Synthèse de la séance

L’idée de gouvernance, proche des notions de multilatéralisme ou même de droit international, est inséparable de celle de la paix. Si on pense les relations internationales comme un système dynamique, la notion de gouvernance s’identifie à celle du « contrôle » de la « trajectoire » dudit système. Les objectifs peuvent être généraux comme le règlement pacifique des conflits, ou spécifique comme la lutte contre le réchauffement climatique ou la prévention des pandémies. L’objectif essentiel de la gouvernance est celui de la stabilité structurelle, à l’instar de l’arms control pendant la guerre froide. Un moment propice pour fonder ou refonder une gouvernance légitime et efficace peut être au lendemain d’un grand drame, surtout quand un leader se détache.

Le XXème siècle politique fut court (1919- 1991) et se divise de part et d’autre de la Seconde Guerre mondiale. En raison du fait nucléaire, le « système international » a tendu à se stabiliser structurellement à partir des années 1960. La chute de l’URSS, qui marqua la fin du cycle commencé avec l’écroulement des empires allemand, austro-hongrois et ottoman, ne pouvait ouvrir qu’une ère prolongée de bouleversements du « système international », à commencer avec la décomposition de la Yougoslavie ; mais aussi l’Ukraine, le Caucase ou encore le Moyen-Orient, qui n’est jamais finalement sortie des turbulences depuis qu’il était qualifié d’ « homme malade » de l’Europe ; sans compter les régions de l’ancien « Tiers monde ». Aujourd’hui, la montée continue de l’islamisme politique est une autre réalité mondiale qui a largement débordé l’arc arabo-musulman, et atteint l’Asie, dont les Occidentaux n’ont peut-être jamais pris la pleine mesure, ne voulant y voir pendant longtemps que des questions de nationalisme ou de décolonisation, et entretenant l’illusion que tout pourrait se régler grâce à la supériorité de leurs « valeurs ». L’attaque du Hamas le 7 octobre a révélé une gigantesque faille dans la structure du « système international ».

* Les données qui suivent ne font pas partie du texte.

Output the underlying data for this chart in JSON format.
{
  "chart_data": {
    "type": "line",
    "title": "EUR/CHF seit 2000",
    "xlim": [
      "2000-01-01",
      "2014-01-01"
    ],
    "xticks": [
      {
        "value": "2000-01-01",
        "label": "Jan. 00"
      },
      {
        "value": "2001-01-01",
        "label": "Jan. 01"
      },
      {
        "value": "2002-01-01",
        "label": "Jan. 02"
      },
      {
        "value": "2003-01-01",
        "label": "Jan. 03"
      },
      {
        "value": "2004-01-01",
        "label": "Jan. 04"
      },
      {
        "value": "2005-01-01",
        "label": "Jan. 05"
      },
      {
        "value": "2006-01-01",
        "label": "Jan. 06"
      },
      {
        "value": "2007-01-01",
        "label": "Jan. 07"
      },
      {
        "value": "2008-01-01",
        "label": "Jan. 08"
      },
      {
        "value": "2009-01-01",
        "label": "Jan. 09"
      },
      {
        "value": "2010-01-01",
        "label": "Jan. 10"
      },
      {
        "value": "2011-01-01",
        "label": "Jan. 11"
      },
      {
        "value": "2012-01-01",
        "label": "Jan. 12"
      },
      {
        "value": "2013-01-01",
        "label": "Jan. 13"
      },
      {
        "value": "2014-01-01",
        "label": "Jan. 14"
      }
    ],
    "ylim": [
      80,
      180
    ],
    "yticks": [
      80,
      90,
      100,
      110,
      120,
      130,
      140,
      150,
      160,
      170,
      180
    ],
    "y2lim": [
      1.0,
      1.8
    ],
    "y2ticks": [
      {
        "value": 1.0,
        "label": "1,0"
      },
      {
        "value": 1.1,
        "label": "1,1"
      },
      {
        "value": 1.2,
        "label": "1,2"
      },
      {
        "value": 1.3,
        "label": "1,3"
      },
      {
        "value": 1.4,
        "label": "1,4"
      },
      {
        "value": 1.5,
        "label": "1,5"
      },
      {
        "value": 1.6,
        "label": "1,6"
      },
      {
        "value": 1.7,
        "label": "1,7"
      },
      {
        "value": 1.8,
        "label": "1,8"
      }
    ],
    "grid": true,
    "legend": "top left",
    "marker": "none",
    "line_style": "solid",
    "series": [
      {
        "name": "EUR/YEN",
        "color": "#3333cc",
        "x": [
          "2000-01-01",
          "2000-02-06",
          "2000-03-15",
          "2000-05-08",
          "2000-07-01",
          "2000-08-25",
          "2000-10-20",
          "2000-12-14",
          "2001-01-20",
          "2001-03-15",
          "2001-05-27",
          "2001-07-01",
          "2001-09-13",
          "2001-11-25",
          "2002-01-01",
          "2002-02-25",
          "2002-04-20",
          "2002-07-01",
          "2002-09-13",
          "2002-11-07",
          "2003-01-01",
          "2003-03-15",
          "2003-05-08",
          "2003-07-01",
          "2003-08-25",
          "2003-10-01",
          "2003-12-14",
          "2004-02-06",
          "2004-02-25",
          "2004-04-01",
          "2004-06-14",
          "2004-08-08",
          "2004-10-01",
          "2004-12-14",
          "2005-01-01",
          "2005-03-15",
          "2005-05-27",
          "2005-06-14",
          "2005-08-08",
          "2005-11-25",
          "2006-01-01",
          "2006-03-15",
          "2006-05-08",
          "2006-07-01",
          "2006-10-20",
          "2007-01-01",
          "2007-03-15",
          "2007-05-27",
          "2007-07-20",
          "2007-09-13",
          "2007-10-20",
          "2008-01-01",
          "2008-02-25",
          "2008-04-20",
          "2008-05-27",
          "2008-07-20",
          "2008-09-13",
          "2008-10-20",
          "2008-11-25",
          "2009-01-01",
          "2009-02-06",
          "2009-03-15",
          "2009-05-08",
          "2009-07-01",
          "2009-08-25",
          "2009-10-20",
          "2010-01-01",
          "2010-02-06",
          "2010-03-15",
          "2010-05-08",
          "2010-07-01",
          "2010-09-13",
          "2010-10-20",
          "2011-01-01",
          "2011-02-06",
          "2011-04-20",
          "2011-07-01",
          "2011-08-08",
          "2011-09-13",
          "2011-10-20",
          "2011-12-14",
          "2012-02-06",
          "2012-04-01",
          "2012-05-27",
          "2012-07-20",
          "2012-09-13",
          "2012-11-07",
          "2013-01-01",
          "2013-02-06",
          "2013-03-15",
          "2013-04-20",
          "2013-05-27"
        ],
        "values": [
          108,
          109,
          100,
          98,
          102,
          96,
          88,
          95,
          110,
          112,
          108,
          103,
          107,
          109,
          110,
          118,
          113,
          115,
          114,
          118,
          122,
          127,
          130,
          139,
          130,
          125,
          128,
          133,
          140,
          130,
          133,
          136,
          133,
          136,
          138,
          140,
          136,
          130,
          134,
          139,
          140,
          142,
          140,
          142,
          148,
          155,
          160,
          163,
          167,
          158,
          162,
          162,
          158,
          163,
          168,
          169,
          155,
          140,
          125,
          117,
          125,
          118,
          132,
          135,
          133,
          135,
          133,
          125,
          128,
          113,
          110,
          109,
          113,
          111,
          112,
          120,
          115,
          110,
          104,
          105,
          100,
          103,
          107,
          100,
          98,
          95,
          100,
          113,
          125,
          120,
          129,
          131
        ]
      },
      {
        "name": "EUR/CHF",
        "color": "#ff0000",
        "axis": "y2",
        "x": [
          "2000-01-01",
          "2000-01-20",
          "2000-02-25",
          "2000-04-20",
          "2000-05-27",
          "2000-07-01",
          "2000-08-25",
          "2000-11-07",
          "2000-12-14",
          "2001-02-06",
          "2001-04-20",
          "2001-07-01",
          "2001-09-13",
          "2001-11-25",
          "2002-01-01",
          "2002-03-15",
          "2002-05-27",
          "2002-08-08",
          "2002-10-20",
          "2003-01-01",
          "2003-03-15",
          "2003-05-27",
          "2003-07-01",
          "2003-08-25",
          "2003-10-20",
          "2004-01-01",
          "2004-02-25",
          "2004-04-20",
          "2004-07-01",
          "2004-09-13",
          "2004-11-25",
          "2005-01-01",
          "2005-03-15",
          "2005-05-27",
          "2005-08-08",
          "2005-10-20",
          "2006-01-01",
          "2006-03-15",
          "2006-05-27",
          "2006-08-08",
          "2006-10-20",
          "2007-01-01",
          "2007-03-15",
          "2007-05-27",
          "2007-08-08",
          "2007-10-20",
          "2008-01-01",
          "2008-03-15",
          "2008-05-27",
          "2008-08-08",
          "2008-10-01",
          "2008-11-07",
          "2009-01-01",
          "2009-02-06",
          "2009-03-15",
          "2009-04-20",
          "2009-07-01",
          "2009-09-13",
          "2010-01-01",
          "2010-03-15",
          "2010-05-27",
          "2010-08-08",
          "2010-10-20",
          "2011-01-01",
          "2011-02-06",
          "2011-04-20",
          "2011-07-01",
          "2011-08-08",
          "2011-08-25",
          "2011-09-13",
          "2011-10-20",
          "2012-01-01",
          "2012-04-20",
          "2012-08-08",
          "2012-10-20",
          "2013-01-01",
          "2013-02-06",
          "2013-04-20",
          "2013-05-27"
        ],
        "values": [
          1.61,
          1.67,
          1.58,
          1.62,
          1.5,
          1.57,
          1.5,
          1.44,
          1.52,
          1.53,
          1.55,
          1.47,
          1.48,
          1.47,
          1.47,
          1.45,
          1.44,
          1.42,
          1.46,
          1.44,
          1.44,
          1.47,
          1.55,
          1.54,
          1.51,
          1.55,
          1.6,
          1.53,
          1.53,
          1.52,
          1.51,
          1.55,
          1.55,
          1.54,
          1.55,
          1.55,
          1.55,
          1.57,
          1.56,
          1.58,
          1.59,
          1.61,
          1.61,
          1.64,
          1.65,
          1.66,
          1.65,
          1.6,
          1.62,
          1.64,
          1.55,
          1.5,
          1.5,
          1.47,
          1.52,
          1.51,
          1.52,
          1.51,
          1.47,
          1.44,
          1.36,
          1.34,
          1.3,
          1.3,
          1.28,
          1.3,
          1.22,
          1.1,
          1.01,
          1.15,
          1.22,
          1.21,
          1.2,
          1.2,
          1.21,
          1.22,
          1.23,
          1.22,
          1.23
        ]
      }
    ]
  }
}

Dans ce contexte où de nombreux signes d’un recul de la coopération nationale se manifestent tant les fossés s’élargissent et la complexité augmente, et où les divisions internes aux démocraties occidentales accroissent l’incertitude globale, la possibilité d’une déconstruction lente de l’Union européenne sous l’effet de ses propres contradictions et insuffisances, paraît possible, alors que son modèle culturel, économique et social est à bout de souffle. Afin d’éviter d’attendre une renaissance du projet européen après son effondrement, il est nécessaire de donner un sens non pas abstrait mais charnel à notre identité, de développer nos leviers de puissance et surtout d’élaborer une vision partagée des tâches à accomplir individuellement et collectivement.